Before we dive into Bayesian learning, it would probably be good to recap on Bayes Theorem and the Frequentist view of linear regression
Events
Suppose events $B_1, B_2, \dots, B_m$ partition the sample space (that is, they are mutually exclusive and collectively exhaustive), then using the law of total probability, for each $B_k$ and any event $A$ with $P(A) > 0$
$$ P(B_k|A) = \frac{P(A|B_K)P(B_K)}{P(A)}= \frac{P(A|B_k) P(B_k)}{\sum_{i=1}^m P(A| B_i) P(B_i)} $$
Random Variables
Using the same assumption as in the law of total probability, given continuous random variables $X$ and $Y$, Bayes’ Theorem is given by
$$ p_{X|Y}(x|y) = \frac{p_{Y|X}(y|x)p_X(x)}{p_Y(y)} = \frac{p_{Y|X}(y|x)p_X(x)}{\int p_{Y|X}(y|x)p_X(x)dx} $$
where each $p$ is a density function and $p_Y(y) > 0$.
The linear regression model assumes that the relationship between the dependent variable $y$ and the regressors $x$ is linear.
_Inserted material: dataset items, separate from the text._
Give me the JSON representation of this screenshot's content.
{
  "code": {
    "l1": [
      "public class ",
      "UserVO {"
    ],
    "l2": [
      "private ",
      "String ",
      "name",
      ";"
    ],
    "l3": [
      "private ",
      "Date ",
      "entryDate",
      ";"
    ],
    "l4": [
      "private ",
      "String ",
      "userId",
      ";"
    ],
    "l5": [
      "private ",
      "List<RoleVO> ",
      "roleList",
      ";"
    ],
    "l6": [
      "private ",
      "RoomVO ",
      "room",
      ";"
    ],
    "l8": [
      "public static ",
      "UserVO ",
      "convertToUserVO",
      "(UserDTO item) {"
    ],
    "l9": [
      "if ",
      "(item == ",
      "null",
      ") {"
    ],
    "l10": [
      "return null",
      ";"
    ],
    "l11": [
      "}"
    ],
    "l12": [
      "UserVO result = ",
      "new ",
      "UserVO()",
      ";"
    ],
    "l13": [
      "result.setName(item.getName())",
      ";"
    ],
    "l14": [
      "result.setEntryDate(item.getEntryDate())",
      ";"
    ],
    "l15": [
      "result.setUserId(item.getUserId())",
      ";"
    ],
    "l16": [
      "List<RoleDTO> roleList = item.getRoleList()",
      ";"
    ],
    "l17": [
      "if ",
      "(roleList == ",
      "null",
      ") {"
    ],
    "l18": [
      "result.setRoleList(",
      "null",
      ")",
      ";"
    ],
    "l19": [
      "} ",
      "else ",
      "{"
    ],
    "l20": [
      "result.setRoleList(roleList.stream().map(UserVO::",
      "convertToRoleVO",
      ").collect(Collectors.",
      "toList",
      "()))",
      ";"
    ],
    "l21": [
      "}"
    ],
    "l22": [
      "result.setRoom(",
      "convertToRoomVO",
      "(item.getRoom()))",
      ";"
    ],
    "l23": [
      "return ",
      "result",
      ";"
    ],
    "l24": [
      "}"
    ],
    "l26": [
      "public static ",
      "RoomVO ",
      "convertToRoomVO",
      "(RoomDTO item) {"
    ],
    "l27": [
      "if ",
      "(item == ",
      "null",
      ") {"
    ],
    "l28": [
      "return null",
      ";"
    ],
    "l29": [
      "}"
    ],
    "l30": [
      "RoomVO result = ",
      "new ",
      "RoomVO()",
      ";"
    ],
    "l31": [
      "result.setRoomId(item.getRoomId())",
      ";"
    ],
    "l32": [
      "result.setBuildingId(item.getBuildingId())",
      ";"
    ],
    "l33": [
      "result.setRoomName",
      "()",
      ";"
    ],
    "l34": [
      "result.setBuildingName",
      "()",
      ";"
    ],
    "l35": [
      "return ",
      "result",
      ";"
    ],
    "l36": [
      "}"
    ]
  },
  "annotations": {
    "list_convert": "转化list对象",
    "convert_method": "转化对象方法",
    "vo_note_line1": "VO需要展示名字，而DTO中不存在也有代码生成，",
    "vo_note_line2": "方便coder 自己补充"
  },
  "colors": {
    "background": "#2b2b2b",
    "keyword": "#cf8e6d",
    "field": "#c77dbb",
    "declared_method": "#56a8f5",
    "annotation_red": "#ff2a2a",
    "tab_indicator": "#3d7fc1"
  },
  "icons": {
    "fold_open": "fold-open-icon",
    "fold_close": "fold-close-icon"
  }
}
Given a sample of $n$ paired observations, i.e. $(x_1, y_1), (x_2, y_2),\dots , (x_n, y_n)$ and each input $x_i \in \R^{1\times d}$ is a vector with $d$ features, the relationship between $y$ and $x$ is expressed as such:
$$ y_i = \beta_0 + \beta_1 x_{i1} + \beta_2x_{i2} +\dots +\beta_dx_{id} + \epsilon_i, \qquad i = 1, \dots, n $$
where $\beta_0$ is the intercept term, $\beta_1, \beta_2, \dots, \beta_d$ are the coefficients and $\epsilon_i$ is the residual (or error) term.
For convenience, we express the formula using matrix notation, that is
$$ Y = X\beta+\epsilon $$
where $\beta$ is a $(d + 1)$-dimensional vector which includes the intercept term and the coefficients for each feature.